A dual quad-tree based variable block-size coding method

https://doi.org/10.1016/j.jvcir.2010.08.004Get rights and content

Abstract

Recent video coding standards with hybrid structure adopt variable block-size processing techniques including variable block-size motion estimation and compensation, variable block-size intra prediction, and variable block-size transform. This paper gives analysis on the variable block-size techniques based on software simulations, and variable block-size transform is specially studied. As a result of the analysis, a generalized dual quad-tree based variable block-size coding (DQTC) structure is proposed. This structure also shows good flexibility and expansibility, in which the prediction block-size set and the transform block-size set can be configured according to requirements and the implementation complexity constraints. Simulation results show a considerable performance improvement for the proposed structure with low implementation complexity while the coding block-size sets and parameters are optimized.

Research highlights

► Segment different regions into blocks with a quad-tree structure for prediction. ► Further segment each inter predicted residue block into sub-blocks to be transformed. ► For intra prediction, the same block-sizes as the prediction are used for transform. ► The available block-size sets for prediction and transformation can be configured. ► Apply different quantization strategies for different coding block-sizes.

Introduction

Block based hybrid coding structure is widely employed in recent coding standards.

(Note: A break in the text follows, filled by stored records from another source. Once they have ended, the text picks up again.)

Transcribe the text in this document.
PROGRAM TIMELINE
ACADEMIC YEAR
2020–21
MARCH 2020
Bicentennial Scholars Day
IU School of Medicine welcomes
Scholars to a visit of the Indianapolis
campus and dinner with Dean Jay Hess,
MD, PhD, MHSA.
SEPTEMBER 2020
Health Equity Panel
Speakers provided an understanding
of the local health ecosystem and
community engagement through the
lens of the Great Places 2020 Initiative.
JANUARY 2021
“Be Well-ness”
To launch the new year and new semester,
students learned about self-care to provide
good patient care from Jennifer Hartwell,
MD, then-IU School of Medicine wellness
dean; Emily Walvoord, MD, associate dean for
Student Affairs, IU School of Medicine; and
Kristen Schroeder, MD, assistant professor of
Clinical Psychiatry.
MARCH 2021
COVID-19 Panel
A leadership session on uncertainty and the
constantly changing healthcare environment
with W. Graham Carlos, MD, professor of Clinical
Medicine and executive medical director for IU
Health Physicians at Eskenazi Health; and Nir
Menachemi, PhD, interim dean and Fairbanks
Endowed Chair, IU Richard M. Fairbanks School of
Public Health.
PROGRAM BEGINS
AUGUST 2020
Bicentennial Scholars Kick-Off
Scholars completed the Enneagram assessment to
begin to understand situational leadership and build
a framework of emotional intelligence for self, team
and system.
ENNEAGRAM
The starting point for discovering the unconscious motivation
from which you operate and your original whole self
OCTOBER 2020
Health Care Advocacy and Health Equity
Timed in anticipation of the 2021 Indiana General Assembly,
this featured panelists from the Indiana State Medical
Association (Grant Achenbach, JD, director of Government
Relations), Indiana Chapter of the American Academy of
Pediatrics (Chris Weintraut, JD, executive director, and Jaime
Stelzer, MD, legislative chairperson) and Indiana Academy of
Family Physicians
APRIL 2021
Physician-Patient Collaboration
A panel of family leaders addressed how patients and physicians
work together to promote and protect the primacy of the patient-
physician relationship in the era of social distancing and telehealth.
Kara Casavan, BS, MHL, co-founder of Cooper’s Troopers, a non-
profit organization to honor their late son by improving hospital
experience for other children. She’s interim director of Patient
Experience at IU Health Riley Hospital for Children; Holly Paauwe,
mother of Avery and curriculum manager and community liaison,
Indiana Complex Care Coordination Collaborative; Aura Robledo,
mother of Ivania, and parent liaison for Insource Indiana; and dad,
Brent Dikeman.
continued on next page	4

In this structure, pictures are divided into non-overlapped blocks, and each block is predicted by the reconstructed pixels of the current picture or reference pictures, then the residues (prediction error) are transformed, scaled, quantized, and finally entropy coded. The block-size keeps a key issue of this coding structure.

DCT transform coding has been widely accepted as the most efficient coding tool for residue coding [1]. A larger transform provides a better energy compaction and a better performance for smooth regions especially at low bit-rate [2]. On the other hand, a larger transform shows up more severe ringing artifacts around edges when using coarse quantization, and it gives poor performance to the regions of small objects [3]. The variable block-size transform takes advantages of large size and small size transforms, the performance optimizing through transform size selecting according to the signal properties is the key technique to improve the coding efficiency.

For block-based inter picture prediction, the most well-known problem is that the borders of moving objects normally do not coincide with the borders of the encoding blocks. To obtain an appropriate MV (Motion Vector) for more pixels, a flexible block-tiling method with variable block-size are usually used, such as in H.264/AVC [4], especially for those moving objects with complex shapes. The similar problem can also be encountered in the intra picture prediction process.

The hardware complexity is an important issue. In multimedia communication, limited bandwidth, quality requirement and the power consumption are three major issues should be considered. For mobile applications, the video encoders using dedicated circuits are energy-efficient. And hardware encoders for high end products make the SD/HD home consumer camera become possible. A high performance video coding technique with low implementation structure especially the hardware structure is always welcome. From the implementation complexity point of view, variable block-size coding can introduce many problems. Large transforms are more complex than smaller ones [5], and small-sized motion compensation always brings some tough problems to the dataflow and pipeline construction [6].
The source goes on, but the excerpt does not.